Ada satu hal yang selalu bikin aku merasa hangat tiap kali menerjemahkan frasa kecil seperti 'time flies so fast'.
Untukku, penerjemah terbaik bukan cuma yang memberi padanan kata literal — melainkan yang menjelaskan nuansa emosional di balik frasa itu. Kalau langsung diterjemahkan kata-per-kata jadi "waktu terbang sangat cepat", terdengar aneh. Penjelasan yang baik akan mengatakan: ini idiom yang berarti "waktu berlalu dengan cepat" atau "rasanya waktu singkat", dan sering dipakai untuk menyatakan keterkejutan atau nostalgia. Contoh konkret membantu: "Time flies so fast when you’re having fun" menjadi "Waktu terasa begitu cepat saat sedang bersenang-senang."
Sumber favoritku yang konsisten jelasin gaya begini biasanya kamus penerjemahan berkelas dan kanal belajar bahasa yang memberi konteks—mereka menambahkan contoh, register (formal/informal), dan alternatif terjemahan. Aku cenderung merekomendasikan penjelasan yang memadukan definisi kamus (Oxford/Cambridge) dengan video pembelajaran yang menunjukkan penggunaan di kalimat nyata. Itu yang membuat arti terasa hidup dan gampang dipakai sehari-hari.
Menarik, aku sering memperhatikan bagaimana penulis menangkap rasa waktu yang berlalu begitu cepat dalam halaman-halaman mereka.
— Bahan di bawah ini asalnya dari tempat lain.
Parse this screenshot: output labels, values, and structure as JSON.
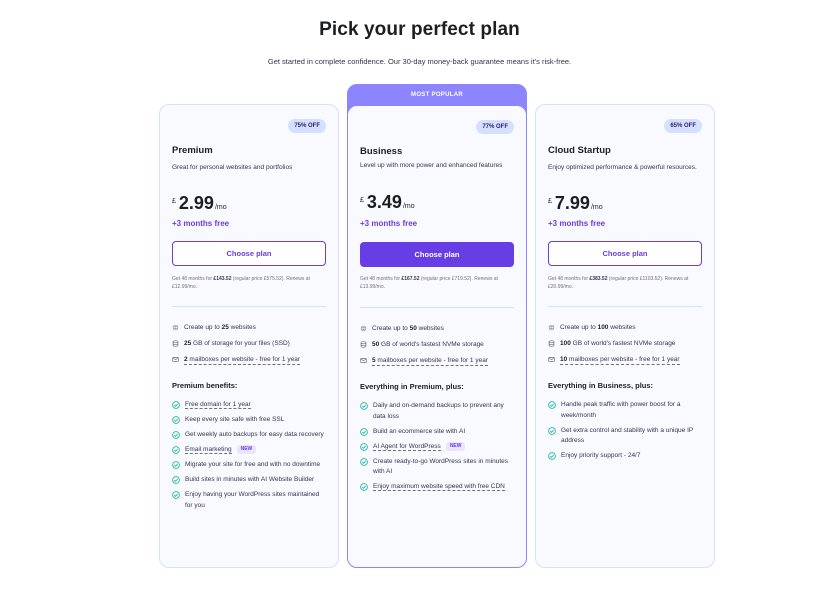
{
  "header": {
    "title": "Pick your perfect plan",
    "subtitle": "Get started in complete confidence. Our 30-day money-back guarantee means it's risk-free."
  },
  "colors": {
    "accent": "#673de6",
    "popular": "#8c85ff",
    "card_bg": "#f9faff",
    "border": "#d5dfff",
    "check": "#00b090"
  },
  "plans": {
    "premium": {
      "discount": "75% OFF",
      "name": "Premium",
      "description": "Great for personal websites and portfolios",
      "currency": "£",
      "price": "2.99",
      "per": "/mo",
      "months_free": "+3 months free",
      "button": "Choose plan",
      "renew_prefix": "Get 48 months for ",
      "renew_amount": "£143.52",
      "renew_suffix": " (regular price £575.52). Renews at £12.99/mo.",
      "features": [
        {
          "pre": "Create up to ",
          "bold": "25",
          "post": " websites",
          "icon": "globe-icon"
        },
        {
          "pre": "",
          "bold": "25",
          "post": " GB of storage for your files (SSD)",
          "icon": "storage-icon"
        },
        {
          "pre": "",
          "bold": "2",
          "post": " mailboxes per website - free for 1 year",
          "icon": "mail-icon"
        }
      ],
      "benefits_title": "Premium benefits:",
      "benefits": [
        {
          "text": "Free domain for 1 year",
          "new": ""
        },
        {
          "text": "Keep every site safe with free SSL",
          "new": ""
        },
        {
          "text": "Get weekly auto backups for easy data recovery",
          "new": ""
        },
        {
          "text": "Email marketing",
          "new": "NEW"
        },
        {
          "text": "Migrate your site for free and with no downtime",
          "new": ""
        },
        {
          "text": "Build sites in minutes with AI Website Builder",
          "new": ""
        },
        {
          "text": "Enjoy having your WordPress sites maintained for you",
          "new": ""
        }
      ]
    },
    "business": {
      "banner": "MOST POPULAR",
      "discount": "77% OFF",
      "name": "Business",
      "description": "Level up with more power and enhanced features",
      "currency": "£",
      "price": "3.49",
      "per": "/mo",
      "months_free": "+3 months free",
      "button": "Choose plan",
      "renew_prefix": "Get 48 months for ",
      "renew_amount": "£167.52",
      "renew_suffix": " (regular price £719.52). Renews at £13.99/mo.",
      "features": [
        {
          "pre": "Create up to ",
          "bold": "50",
          "post": " websites",
          "icon": "globe-icon"
        },
        {
          "pre": "",
          "bold": "50",
          "post": " GB of world's fastest NVMe storage",
          "icon": "storage-icon"
        },
        {
          "pre": "",
          "bold": "5",
          "post": " mailboxes per website - free for 1 year",
          "icon": "mail-icon"
        }
      ],
      "benefits_title": "Everything in Premium, plus:",
      "benefits": [
        {
          "text": "Daily and on-demand backups to prevent any data loss",
          "new": ""
        },
        {
          "text": "Build an ecommerce site with AI",
          "new": ""
        },
        {
          "text": "AI Agent for WordPress",
          "new": "NEW"
        },
        {
          "text": "Create ready-to-go WordPress sites in minutes with AI",
          "new": ""
        },
        {
          "text": "Enjoy maximum website speed with free CDN",
          "new": ""
        }
      ]
    },
    "cloud": {
      "discount": "65% OFF",
      "name": "Cloud Startup",
      "description": "Enjoy optimized performance & powerful resources.",
      "currency": "£",
      "price": "7.99",
      "per": "/mo",
      "months_free": "+3 months free",
      "button": "Choose plan",
      "renew_prefix": "Get 48 months for ",
      "renew_amount": "£383.52",
      "renew_suffix": " (regular price £1103.52). Renews at £20.99/mo.",
      "features": [
        {
          "pre": "Create up to ",
          "bold": "100",
          "post": " websites",
          "icon": "globe-icon"
        },
        {
          "pre": "",
          "bold": "100",
          "post": " GB of world's fastest NVMe storage",
          "icon": "storage-icon"
        },
        {
          "pre": "",
          "bold": "10",
          "post": " mailboxes per website - free for 1 year",
          "icon": "mail-icon"
        }
      ],
      "benefits_title": "Everything in Business, plus:",
      "benefits": [
        {
          "text": "Handle peak traffic with power boost for a week/month",
          "new": ""
        },
        {
          "text": "Get extra control and stability with a unique IP address",
          "new": ""
        },
        {
          "text": "Enjoy priority support - 24/7",
          "new": ""
        }
      ]
    }
  }
}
Dalam pengamatanku, cara paling efektif adalah lewat pemilihan detail: bukannya menjelaskan 'waktu berlalu cepat' secara langsung, penulis menaruh potongan-potongan kecil — misalnya tanggal yang meloncat, musim yang tiba-tiba berubah dari salju ke bunga, atau mainan anak yang perlahan menjadi usang. Teknik ini membuat pembaca merangkai sendiri jarak antar peristiwa sehingga terasa seperti menonton montase. Aku ingat membaca 'One Hundred Years of Solitude' dan bagaimana siklus generasi dan repetisi peristiwa memberikan sensasi waktu yang melaju tanpa henti.
Selain itu, ritme kalimat juga penting. Kalimat-kalimat pendek yang bertumpuk dan lompatan adegan mempercepat bacaan; sebaliknya, paragraf yang panjang dan deskriptif memperlambat waktu. Penulis pintar memanfaatkan itu untuk mengatur napas pembaca: mempercepat saat ingin menunjukkan perubahan cepat, melambat saat ingin membuat pembaca merenung. Bagi ku, bagian-bagian seperti ini selalu membuat jantung berdenyut—seolah sang penulis memegang jam pasir dan menaburkannya perlahan ke bawah.
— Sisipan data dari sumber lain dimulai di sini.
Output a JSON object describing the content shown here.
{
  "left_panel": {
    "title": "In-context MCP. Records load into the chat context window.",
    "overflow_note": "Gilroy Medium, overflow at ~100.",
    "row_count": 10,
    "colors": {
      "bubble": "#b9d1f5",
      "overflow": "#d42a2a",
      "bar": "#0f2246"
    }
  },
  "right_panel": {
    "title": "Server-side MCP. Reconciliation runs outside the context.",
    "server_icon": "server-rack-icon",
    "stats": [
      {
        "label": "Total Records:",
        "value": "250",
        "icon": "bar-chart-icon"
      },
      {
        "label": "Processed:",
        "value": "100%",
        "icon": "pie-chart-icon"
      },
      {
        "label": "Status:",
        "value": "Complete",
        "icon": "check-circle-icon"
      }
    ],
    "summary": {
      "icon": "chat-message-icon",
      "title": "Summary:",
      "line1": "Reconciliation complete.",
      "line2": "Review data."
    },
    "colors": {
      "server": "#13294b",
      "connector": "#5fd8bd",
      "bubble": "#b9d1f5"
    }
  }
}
Ada momen dalam cerita cinta yang bikin waktu terasa melesat, dan ketika itu terjadi, makna 'time flies so fast' jadi sangat personal bagiku.
Aku sering merasakannya saat lagi ngobrol tanpa henti tengah malam, atau waktu jalan berdua di bawah hujan—sudut pandang sempit tapi penuh detail membuat jam terasa seperti menit. Di situ ungkapan itu bukan sekadar komentar tentang kecepatan; ia melukis kehangatan, keterikatan, dan rasa aman yang bikin otak kita hanya fokus pada satu sumber kebahagiaan.
Tapi di sisi lain, konteks romantis juga bisa memberinya rasa getir. Setelah putus, ungkapan yang sama berubah jadi nostalgia pedas: 'waktu berlalu begitu cepat' terasa seperti kehilangan kesempatan. Jadi intinya, makna frasa itu bergantung pada emosinya—apakah sedang manis, rindu, atau menyesal. Buatku, itu pengingat supaya menikmati momen ketika ia terjadi, karena saat cinta lagi memuncak, waktu memang terasa seperti terbang begitu saja.